Um eine Erkenntnis zu erlangen, haben die Experten über 250 E-Mail Adressen in den Weiten des Internet platziert.
Nach sechs Monaten hat man nachgeschaut, wie viel unerwünschte Post in den entsprechenden Postfächern eingegangen ist.
Es ist nicht verwunderlich, dass der größte Teil der E-Mail Postfächer mit Spam gefüllt war.
Die Experten konnten insgesamt 8842 unerwünschte Posteingänge verzeichnen.
Anschließend wurden die Erkenntnisse umgesetzt und Ratschläge für User erarbeitet, damit man vor Spam wenigstens etwas verschont bleibt.
Von den 8842 Spam-Nachrichten enthielten 8609 Mails Informationen, die auf Veröffentlichungen im Internet zurückgehen. Ungefähr 110 Nachrichten enthielten Informationen die im Usenet gepostet worden waren, und 82 von Internetdiensten, die in Formularen nach einer E-Mail-Adresse fragen und bei denen die opt-out-Box angekreuzt wurde.
Lediglich 25 unerwünschte Nachrichten wurden durch die unerlaubte Weitergabe von E-Mail-Adressen verursacht. Foren, in denen die E-Mail Adresse verwendet wird, haben nur 15 dieser Nachrichten verursacht.
Nur in einem Fall nutzte der Spam-Versender offenbar eine Adresse, die er in einer Whois-Datenbank gefunden haben muss.

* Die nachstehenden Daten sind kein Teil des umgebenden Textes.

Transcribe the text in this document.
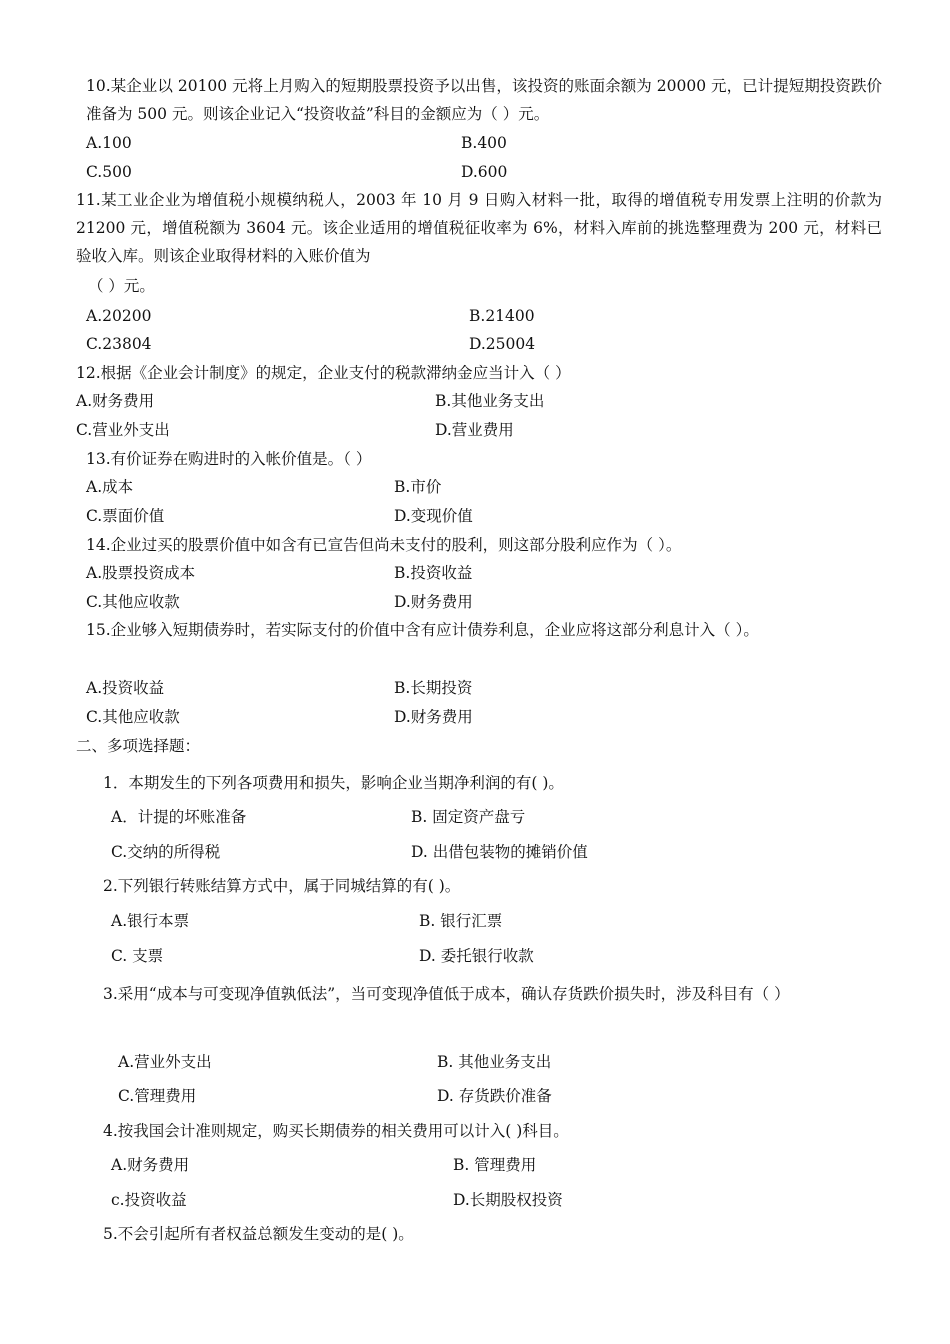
10.某企业以 20100 元将上月购入的短期股票投资予以出售，该投资的账面余额为 20000 元，已计提短期投资跌价准备为 500 元。则该企业记入“投资收益”科目的金额应为（ ）元。
A.100	B.400
C.500	D.600
11.某工业企业为增值税小规模纳税人，2003 年 10 月 9 日购入材料一批，取得的增值税专用发票上注明的价款为 21200 元，增值税额为 3604 元。该企业适用的增值税征收率为 6%，材料入库前的挑选整理费为 200 元，材料已验收入库。则该企业取得材料的入账价值为
（ ）元。
A.20200	B.21400
C.23804	D.25004
12.根据《企业会计制度》的规定，企业支付的税款滞纳金应当计入（ ）
A.财务费用	B.其他业务支出
C.营业外支出	D.营业费用
13.有价证券在购进时的入帐价值是。（ ）
A.成本	B.市价
C.票面价值	D.变现价值
14.企业过买的股票价值中如含有已宣告但尚未支付的股利，则这部分股利应作为（ ）。
A.股票投资成本	B.投资收益
C.其他应收款	D.财务费用
15.企业够入短期债券时，若实际支付的价值中含有应计债券利息，企业应将这部分利息计入（ ）。
A.投资收益	B.长期投资
C.其他应收款	D.财务费用
二、多项选择题：
1．本期发生的下列各项费用和损失，影响企业当期净利润的有( )。
A．计提的坏账准备	B. 固定资产盘亏
C.交纳的所得税	D. 出借包装物的摊销价值
2.下列银行转账结算方式中，属于同城结算的有( )。
A.银行本票	B. 银行汇票
C. 支票	D. 委托银行收款
3.采用“成本与可变现净值孰低法”，当可变现净值低于成本，确认存货跌价损失时，涉及科目有（ ）
A.营业外支出	B. 其他业务支出
C.管理费用	D. 存货跌价准备
4.按我国会计准则规定，购买长期债券的相关费用可以计入( )科目。
A.财务费用	B. 管理费用
c.投资收益	D.长期股权投资
5.不会引起所有者权益总额发生变动的是( )。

Aus diesen gewonnenen Erkenntnissen kann man Schlussfolgern, dass E-Mail-Adressen, die auf Internetseiten oder in Newsgroups veröffentlicht werden, für den größten Teil des Spam verantwortlich sind.

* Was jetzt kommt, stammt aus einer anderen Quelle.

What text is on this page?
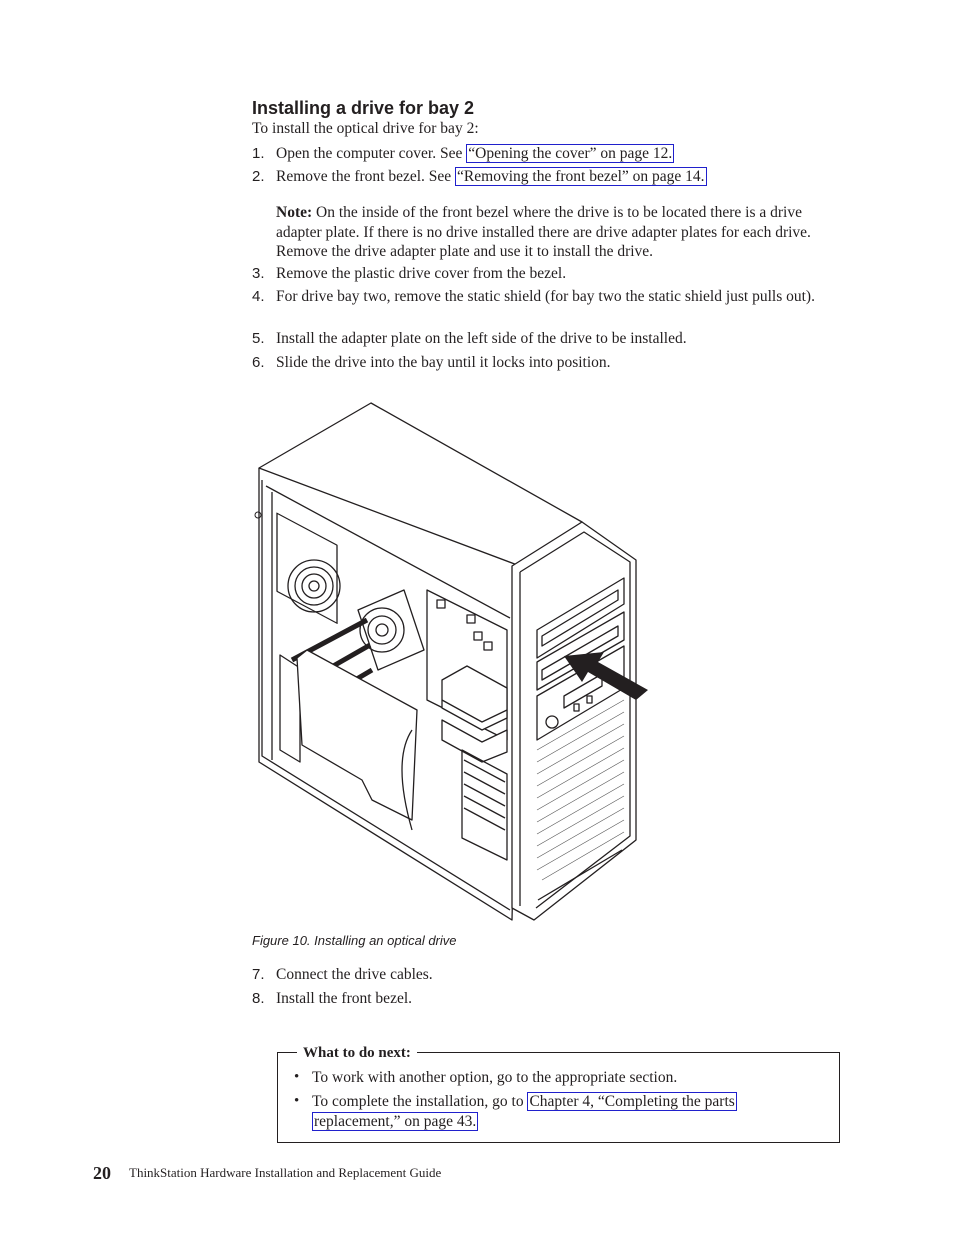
Installing a drive for bay 2
To install the optical drive for bay 2:
1. Open the computer cover. See “Opening the cover” on page 12.
2. Remove the front bezel. See “Removing the front bezel” on page 14.
Note: On the inside of the front bezel where the drive is to be located there is a drive adapter plate. If there is no drive installed there are drive adapter plates for each drive. Remove the drive adapter plate and use it to install the drive.
3. Remove the plastic drive cover from the bezel.
4. For drive bay two, remove the static shield (for bay two the static shield just pulls out).
5. Install the adapter plate on the left side of the drive to be installed.
6. Slide the drive into the bay until it locks into position.
Figure 10. Installing an optical drive
7. Connect the drive cables.
8. Install the front bezel.
What to do next:
• To work with another option, go to the appropriate section.
• To complete the installation, go to Chapter 4, “Completing the parts
replacement,” on page 43.
20 ThinkStation Hardware Installation and Replacement Guide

Um an diese Adressen zu gelangen, verwenden die Spam-Versender spezielle Software um die entsprechenden Adressen einzusammeln.
Aus diesem Grund sollte man solche E-Mail Adressen nur in umgeschriebener Form veröffentlichen.
So verfremdete Adressen ziehen keinen Spam an.
Weiterhin sollte man Vorsicht walten lassen, wenn man Finanzaktivitäten im Internet durchführt. Benutzen sie eine extra E-mail Adresse, wenn sie zum Beispiel Kreditkarten oder ein Girokonto über das Internet beantragen.
Weiterhin ist es ratsam lange E-Mail Adressen zu wählen.
Einige Spamprogramme sind in der Lage, jede denkbare Buchstabenkombination einer Domain auszuprobieren und E-Mail-Server mit Spam regelrecht zu fluten.
Viele Internet-Nutzer, die auf Homepages von Unternehmen Formulare ausfüllen und dabei ihre elektronische Adresse angeben, bekommen nur deshalb unerwünschte Post, weil sie in den Formularen eine Option übersehen haben, mit der sie Werbebotschaften oder andere E-Mails ablehnen können.